Konsekuensinya, tidak ada pembatasan terhadap kebebasan berserikat, berkumpul dan menyatakan pendapat, kecuali dinyatakan lain oleh peraturan perundang-undangan yang berlaku atau secara nyata dilarang oleh hukum.
‘’Demikian halnya dengan dakwah. Dakwah merupakan aktivitas untuk mengajak manusia agar mengenal Tuhan dengan baik, sehingga dapat membangun hubungan secara vertikal dengan benar dan baik,’’ terang H. Robikin Emhas, Ketua Pengurus Harian PBNU melalui rilis yang dikirim ke Suaranahdliyin.com, Selasa (4/9/2018) siang ini.
Dari hubungan vertikal yang benar dan baik itu, ujarnya, diharapkan manusia akan sanggup membangun hubungan yang harmonis dengan sesama manusia. Bahkan dimungkinkan memiliki kesanggupan mengamban amanah sebagai khalifah di muka bumi, sehingga kehidupan akan berjalan harmonis dan beradab.

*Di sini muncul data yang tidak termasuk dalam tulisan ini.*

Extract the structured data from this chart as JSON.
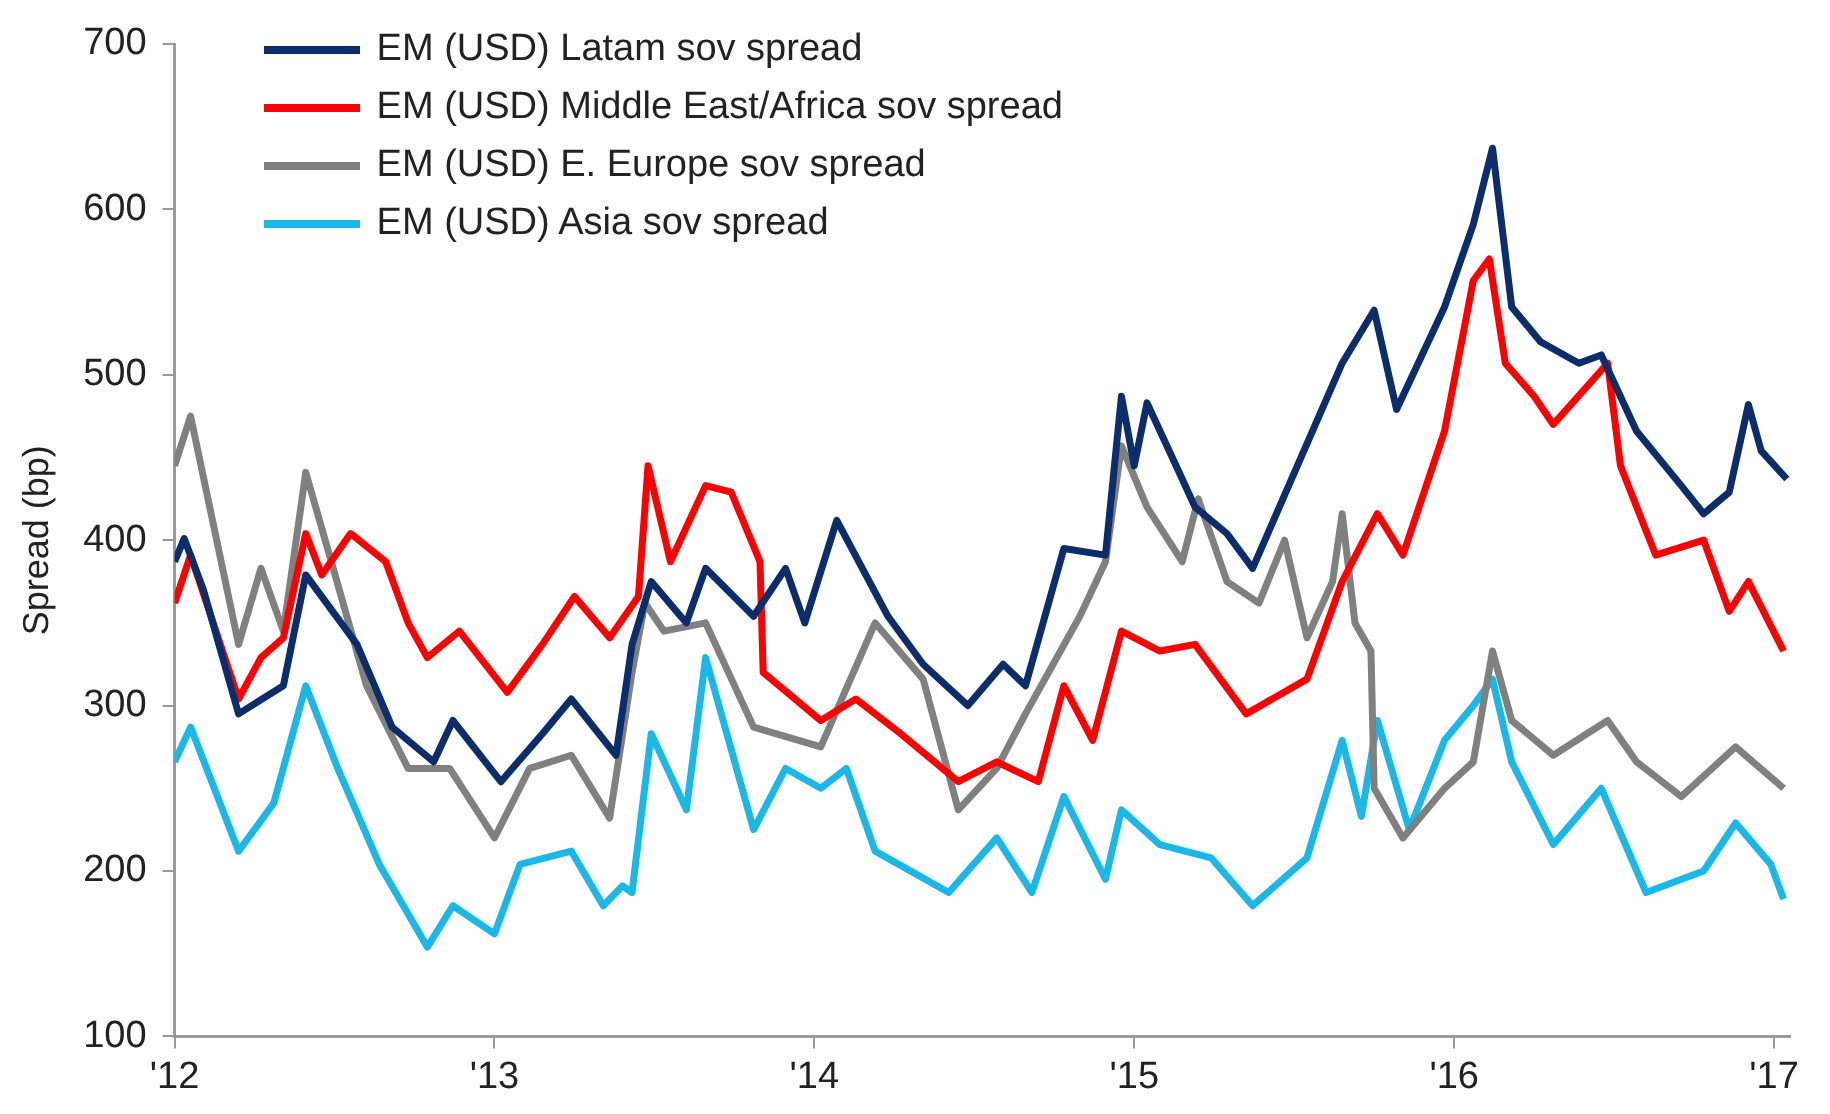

‘’Untuk itu, aktivitas dakwah juga perlu memperhatikan kaidah dan etika dakwah. Yakni dilakukan dengan lemah lembut dan bijaksana, dengan mempertimbangkan kondisi sosial dan budaya masyarakat setempat,’’ lanjut Robikin Emhas menambahkan.

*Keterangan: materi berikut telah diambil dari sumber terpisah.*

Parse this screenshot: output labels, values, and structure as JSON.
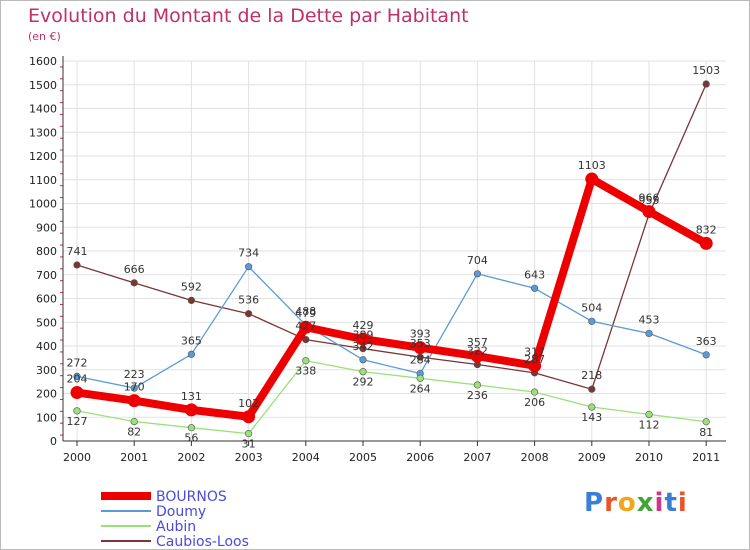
{
  "title": "Evolution du Montant de la Dette par Habitant",
  "subtitle": "(en €)",
  "logo": {
    "text": "Proxiti",
    "colors": [
      "#3a7fd5",
      "#e8552b",
      "#f2a51a",
      "#3fa535",
      "#d63384",
      "#3a7fd5",
      "#e8552b"
    ]
  },
  "chart_data": {
    "type": "line",
    "title": "Evolution du Montant de la Dette par Habitant",
    "ylabel": "(en €)",
    "xlabel": "",
    "ylim": [
      0,
      1600
    ],
    "yticks": [
      0,
      100,
      200,
      300,
      400,
      500,
      600,
      700,
      800,
      900,
      1000,
      1100,
      1200,
      1300,
      1400,
      1500,
      1600
    ],
    "categories": [
      "2000",
      "2001",
      "2002",
      "2003",
      "2004",
      "2005",
      "2006",
      "2007",
      "2008",
      "2009",
      "2010",
      "2011"
    ],
    "series": [
      {
        "name": "BOURNOS",
        "color": "#ee0000",
        "values": [
          204,
          170,
          131,
          102,
          479,
          429,
          393,
          357,
          317,
          1103,
          966,
          832
        ]
      },
      {
        "name": "Doumy",
        "color": "#5b9bd5",
        "values": [
          272,
          223,
          365,
          734,
          488,
          342,
          284,
          704,
          643,
          504,
          453,
          363
        ]
      },
      {
        "name": "Aubin",
        "color": "#9be07a",
        "values": [
          127,
          82,
          56,
          31,
          338,
          292,
          264,
          236,
          206,
          143,
          112,
          81
        ]
      },
      {
        "name": "Caubios-Loos",
        "color": "#7a3535",
        "values": [
          741,
          666,
          592,
          536,
          427,
          389,
          353,
          322,
          287,
          218,
          955,
          1503
        ]
      }
    ]
  }
}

Dalam bingkai keindonesiaan, tegasnya, selayaknya materi dakwah yang disampaikan juga dapat memupuk dan menumbuh-suburkan semangat nasionalisme. ‘’Jika di masyarakat didapati perbedaan pendapat mengenai aktivitas dakwah, hendaknya selesaikan dengan musyawarah. Hindarkan penggunaan kekerasan dalam mengelola perbedaan,’’ paparnya. (ros, adb/ gie, luh, lam, mail, rid)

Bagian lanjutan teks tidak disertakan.